Es fällt uns bei unserem Verein schwer, eine Unterscheidung nach ideellem Bereich und Zweckbetrieb vorzunehmen. Es handelt sich dabei um ein Ballett-Ensemble, das wegen der Förderung des Sports und der Kultur als gemeinnützig anerkannt ist. Für Aufführungen bei Stadtfesten sowie privaten Veranstaltungen nehmen wir circa 200-500 Euro als Aufwandsentschädigung. Training findet mit unseren Gruppen, von den ganz kleinen bis zu den erwachsenen Mädchen, mehrmals in der Woche statt.

 

Die Aufführungen im Rahmen von Stadtfesten oder privaten Veranstaltungen gegen Aufwandsentschädigung (steuerrechtlich ist sie dann doch als Vergütung oder Entgelt definiert) wird als wirtschaftliche Betätigung im Rahmen eines Zweckbetriebs interpretiert.
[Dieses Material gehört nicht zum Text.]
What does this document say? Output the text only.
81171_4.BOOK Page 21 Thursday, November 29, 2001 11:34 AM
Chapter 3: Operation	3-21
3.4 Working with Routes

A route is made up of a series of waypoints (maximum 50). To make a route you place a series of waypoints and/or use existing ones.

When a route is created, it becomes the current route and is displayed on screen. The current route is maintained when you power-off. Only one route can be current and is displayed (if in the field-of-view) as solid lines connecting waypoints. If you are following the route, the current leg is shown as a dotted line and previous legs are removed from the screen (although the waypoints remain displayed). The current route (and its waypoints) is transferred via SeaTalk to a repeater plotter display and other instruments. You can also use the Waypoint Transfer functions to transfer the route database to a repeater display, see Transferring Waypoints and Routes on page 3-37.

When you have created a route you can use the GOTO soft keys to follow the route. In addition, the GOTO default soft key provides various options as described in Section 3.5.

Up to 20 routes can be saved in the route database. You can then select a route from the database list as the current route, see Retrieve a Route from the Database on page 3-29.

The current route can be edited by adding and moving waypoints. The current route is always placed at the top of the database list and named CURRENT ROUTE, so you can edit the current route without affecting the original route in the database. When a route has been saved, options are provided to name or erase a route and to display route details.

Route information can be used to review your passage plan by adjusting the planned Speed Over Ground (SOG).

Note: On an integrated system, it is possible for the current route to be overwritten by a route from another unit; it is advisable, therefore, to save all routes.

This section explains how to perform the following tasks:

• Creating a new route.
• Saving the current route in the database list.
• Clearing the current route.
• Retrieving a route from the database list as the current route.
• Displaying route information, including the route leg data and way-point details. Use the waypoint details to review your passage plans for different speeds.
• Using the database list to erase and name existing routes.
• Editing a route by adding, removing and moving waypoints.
Hierbei bleibt die Befreiung von der Körperschafts- und Gewerbesteuer (allerdings nur bis zu der Umsatzgrenze von 35.000 Euro/Jahr) in der Regel ist allerdings die ermäßigte Umsatzsteuer von 7 % zu entrichten.

Nach der Abgabenordnung (§ 65 AO) wird als Zweckbetrieb eine wirtschaftliche Betätigung (Leistung gegen Entgelt) definiert, die dazu dient die (steuerbegünstigten) gemeinnützigen Zwecke, die durch die Satzung eines Vereins festgelegt sind (in Ihrem Fall Förderung von Sport, Kunst und Kultur) zu verwirklichen. In dem Fall des Ballettensembles geschieht dies durch die öffentliche Vorführung, durch die Menschen diese sportlich künstlerische Betätigung näher gebracht wird, sie vielleicht selbst dazu (und z.B. zum Eintritt in den Verein) animiert werden.

Für die Anerkennung als Zweckbetrieb (und nicht als "normaler" wirtschaftlicher Geschäftsbetrieb) gelten weiter die Bedingungen, dass

- die Zwecke nur durch solche Aktivitäten erreicht werden können (das trifft für solche öffentlichen Aufführungen sicher zu) und

- der Zweckbetrieb zu "nicht begünstigten", kommerziellen Betrieben der gleichen oder ähnlichen Art nicht in gößerem Umfang in Wettbewerb tritt oder ihre Entstehung verhindert.

Das Training der verschieden Gruppen wird im Regelfall, d.h. wenn es nur auf der Basis der Mitgliedschaft und des Mitgliedsbeitrags erfolgt, ausschließlich dem ideellen Bereich des Vereins zugerechnet (und bleibt damit gänzlich von Steuerverpflichtungen bzw. entprechenden Umsatzgrenzen befreit).